In his latest installment, London Ed writes:
Maverick argues:
Ed thinks that the assumption that the domain of quantification is a domain of existing individuals is a contingent assumption. But I didn't say that, and it is not. It is a necessary assumption if (1) [namely that ‘Island volcanos exist’ is logically equivalent to ‘Some volcano is an island.’] and sentences of the same form are to hold. [My emphasis]
But he then says that there is nothing in the nature of logic to stop us from quantifying over nonexistent individuals, which I don't follow at all. We start with the initial logical or definition[al] assumption about the meaning of the verb 'exists'.

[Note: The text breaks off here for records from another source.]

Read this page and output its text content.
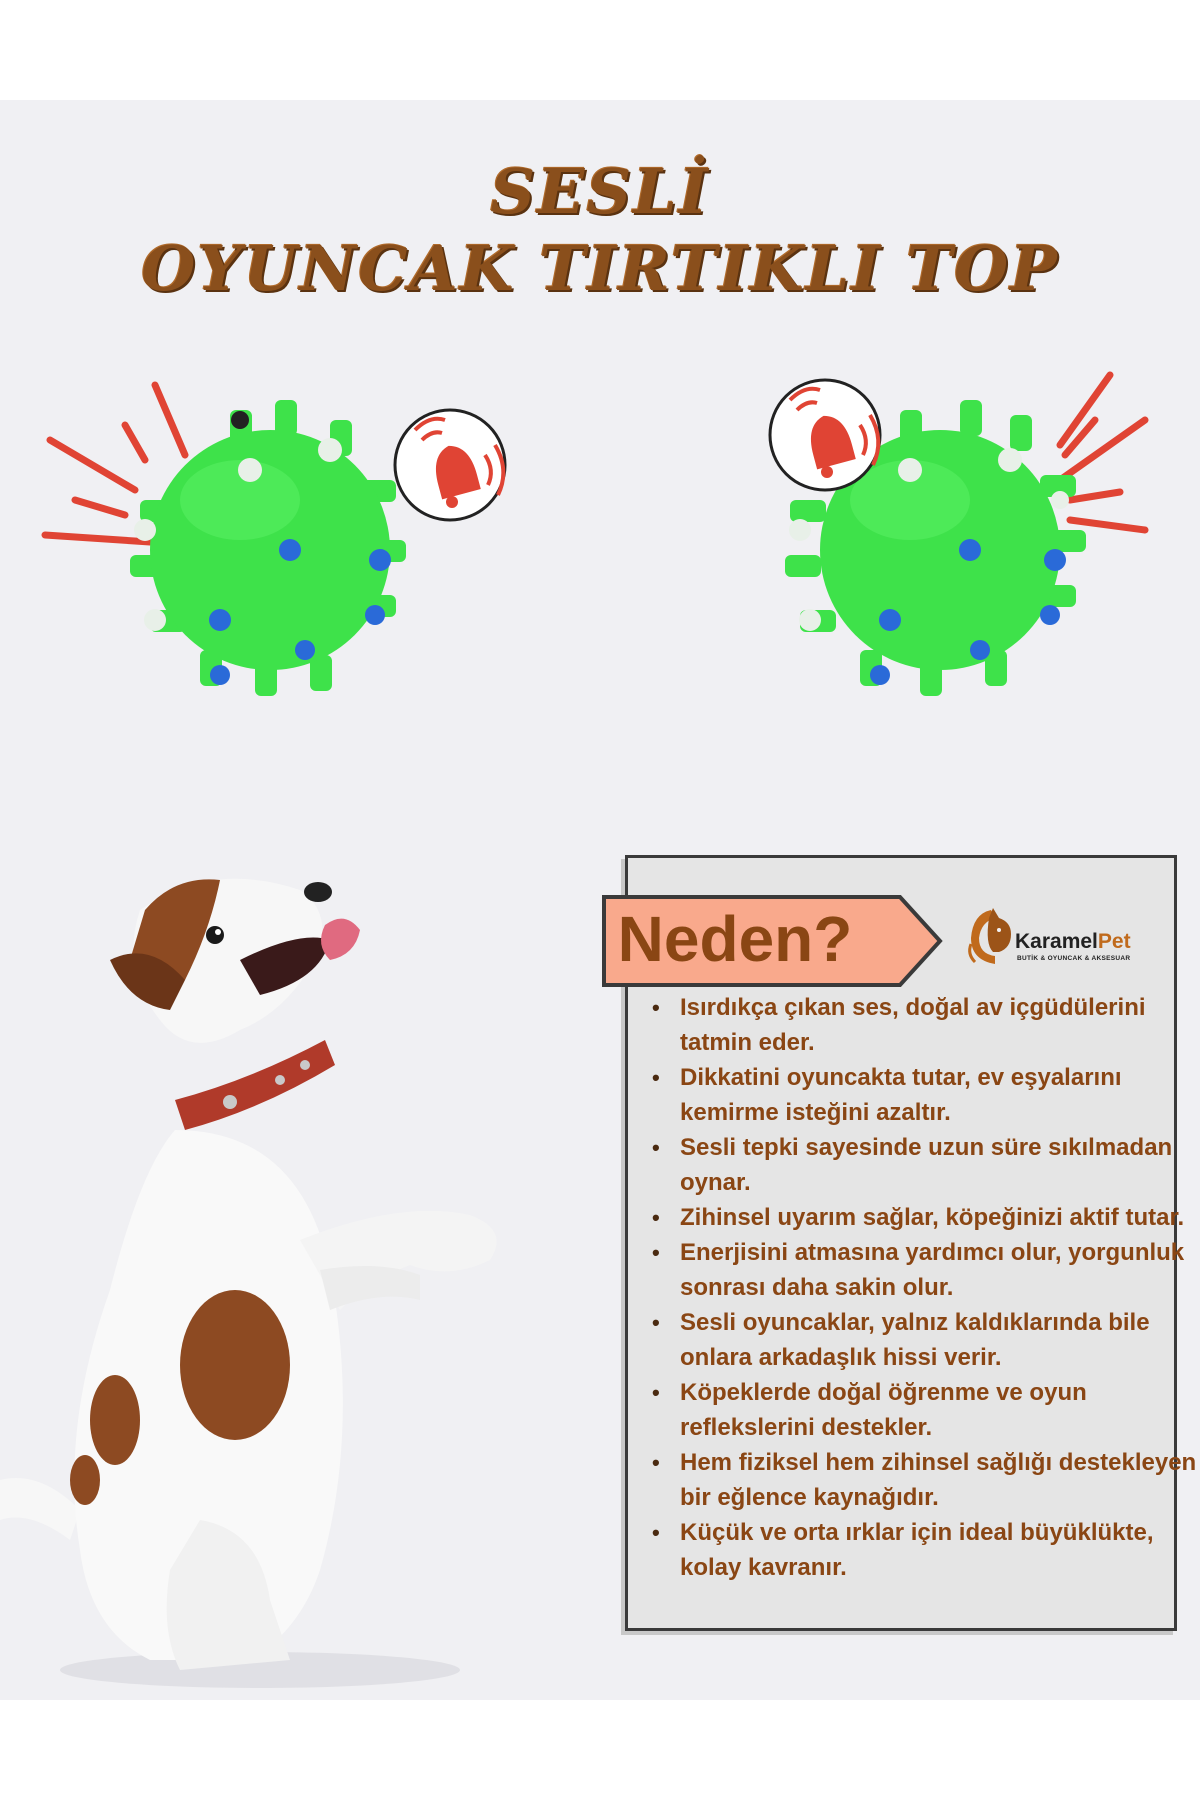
SESLİ
OYUNCAK TIRTIKLI TOP
Neden?	KaramelPet
BUTİK & OYUNCAK & AKSESUAR
• Isırdıkça çıkan ses, doğal av içgüdülerini tatmin eder.
• Dikkatini oyuncakta tutar, ev eşyalarını kemirme isteğini azaltır.
• Sesli tepki sayesinde uzun süre sıkılmadan oynar.
• Zihinsel uyarım sağlar, köpeğinizi aktif tutar.
• Enerjisini atmasına yardımcı olur, yorgunluk sonrası daha sakin olur.
• Sesli oyuncaklar, yalnız kaldıklarında bile onlara arkadaşlık hissi verir.
• Köpeklerde doğal öğrenme ve oyun reflekslerini destekler.
• Hem fiziksel hem zihinsel sağlığı destekleyen bir eğlence kaynağıdır.
• Küçük ve orta ırklar için ideal büyüklükte, kolay kavranır.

(1) 'A golden mountain exists' = 'Some mountain is golden.'
[. . . ]
I suppose I need to explain why there is nothing in the nature of logic to stop us from quantifying over nonexistent individuals. There would be something to stop us if the notion of a nonexistent object were logically self-contradictory. But I see no contradiction in it. So let me put the question to Ed: Do you think that the very idea of a nonexistent object is logically self-contradictory? If you do think this, then I refer you to my November 2009 post, Is Meinong's Theory of Objects 'Obviously Self-Contradictory'? Van Inwagen Says 'Yes.'
There is also the issue of question-begging. Ed needs to justify the slide from
a. 'A golden mountain exists' is logically equivalent to 'Some mountain is golden'
to
1. 'A golden mountain exists' = 'Some mountain is golden.'
Equivalence is not identity! Not even logical equivalence is identity. Propositions p, q are logically equivalent iff there is no logically possible world in which p is true and q false, or vice versa. Now Ed and I agree about (a). But the inference from (a) to (1) is invalid. Consider triangularity and trilaterality. There is no logically possible world in which it is true that something is triangular but not true that something is trilateral. So 'Something is triangular' and 'Something is trilateral' are logically equivalent. But it doesn't follow that they express the same proposition or that the triangularity = trilaterality.
Likewise, it does not follow from (a) that existence = someness. Every world in which cats exist is a world in which something is a cat. No doubt. But how is it supposed to follow that the 'property' of existence is identical to the syntactical 'property' expressed by *Some ___ is a —*?
Ed begs the question against me by simply stipulating that the meaning of the verb 'exists' shall be identical to the meaning of 'Some ___ is a –.' That is what I deny.